"Rzeczpospolita" dotarła do raportu z kontroli NIK, który wskazuje, że w kilku zagranicznych placówkach zatrudniane były osoby bez odpowiednich kwalifikacji i nieznające języków obcych.

– Ogólna ocena wystawiona ministerstwu przez NIK jest pozytywna – podkreślił w rozmowie z „Rz" rzecznik MSZ Marcin Wojciechowski. Izba miała zastrzeżenia jedynie do około szesnastu procent naborów na stanowiska w placówkach zagranicznych.

Po publikacji "Rzeczpospolitej" nieprawidłowości skomentował Michał Safianik z biura prasowego MSZ. Powiedział, że prawo nie zostało złamane. - Dyrektor Generalny Służby Zagranicznej ze względu na konieczność obsadzenia ciężkich stanowisk sięgnął do zasobów rezerwy kadrowej - powiedział Safianik Polskiemu Radiu. Podkreślił, że w niektórych krajach brakuje chętnych do pracy na placówkach zagranicznych, a wskazani kandydaci przed wyjazdem potwierdzili swoje kwalifikacje: musieli zdać egzaminy z języków obcych i przeszli trzymiesięczne szkolenie przed wyjazdem.

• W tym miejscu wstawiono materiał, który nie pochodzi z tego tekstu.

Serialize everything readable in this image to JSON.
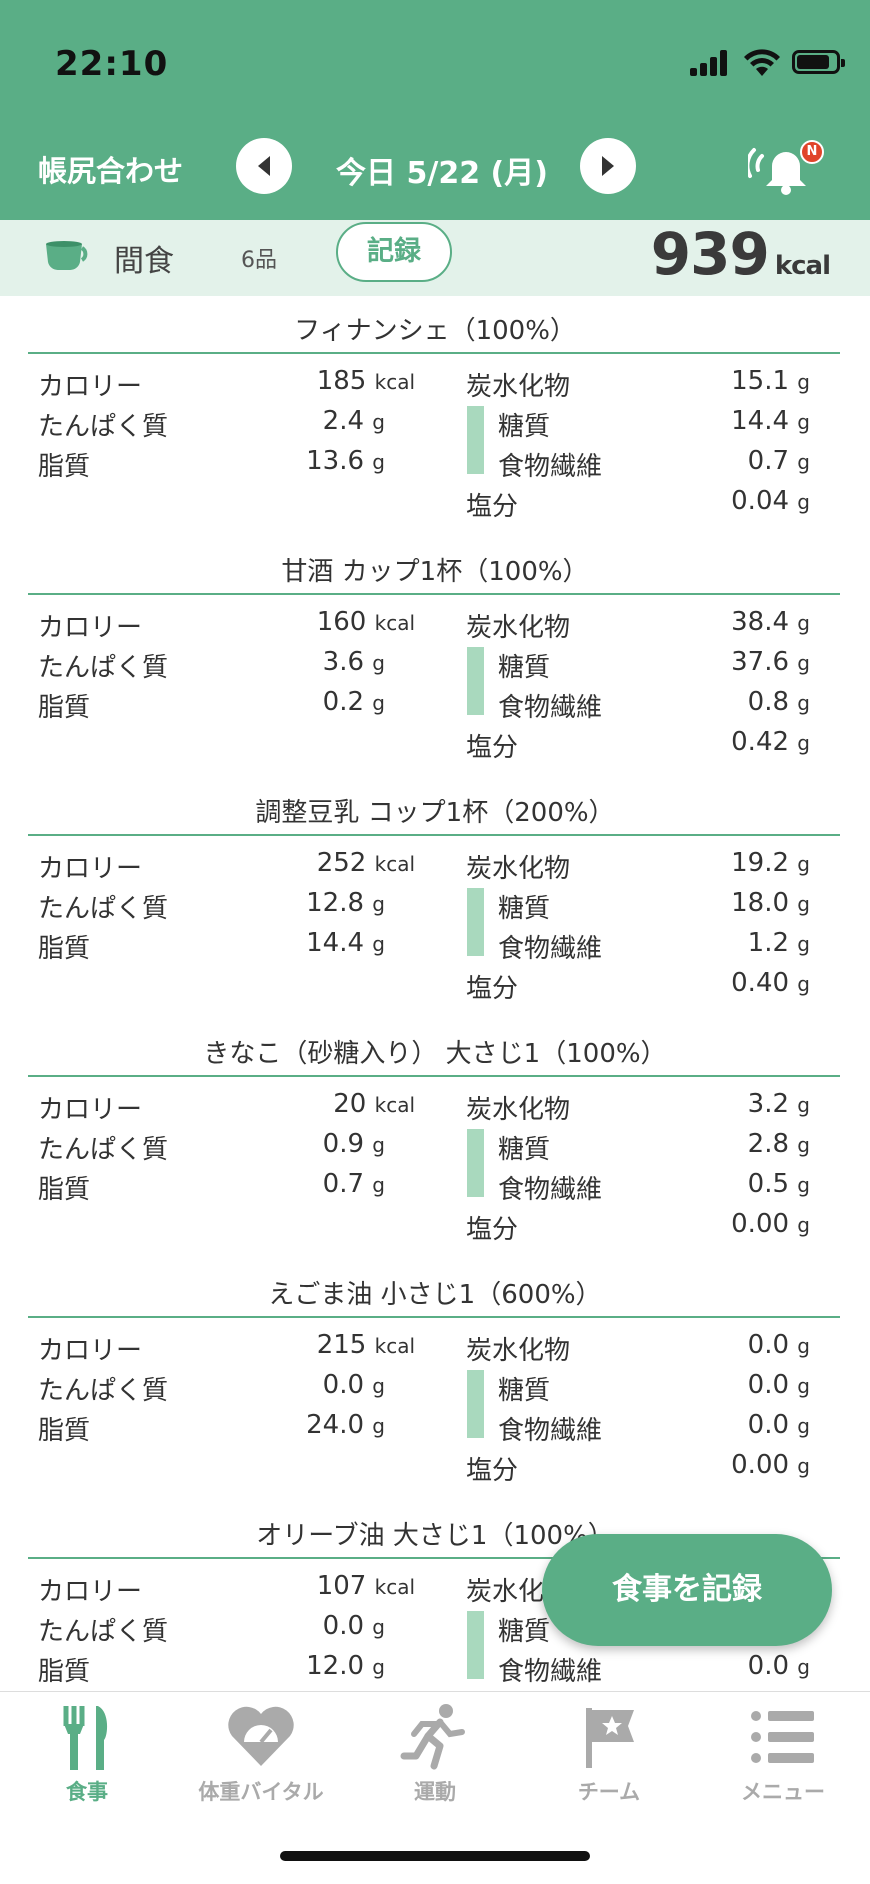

Safianik odniósł się do informacji, jaką podała "Rzeczpospolita", że w jednej z placówek III sekretarzem została była kelnerka. Powiedział, że osoba ta jest socjologiem z dyplomem Uniwersytetu Jagiellońskiego, a praca w gastronomii była jedynie dorywczą pracą podczas studiów.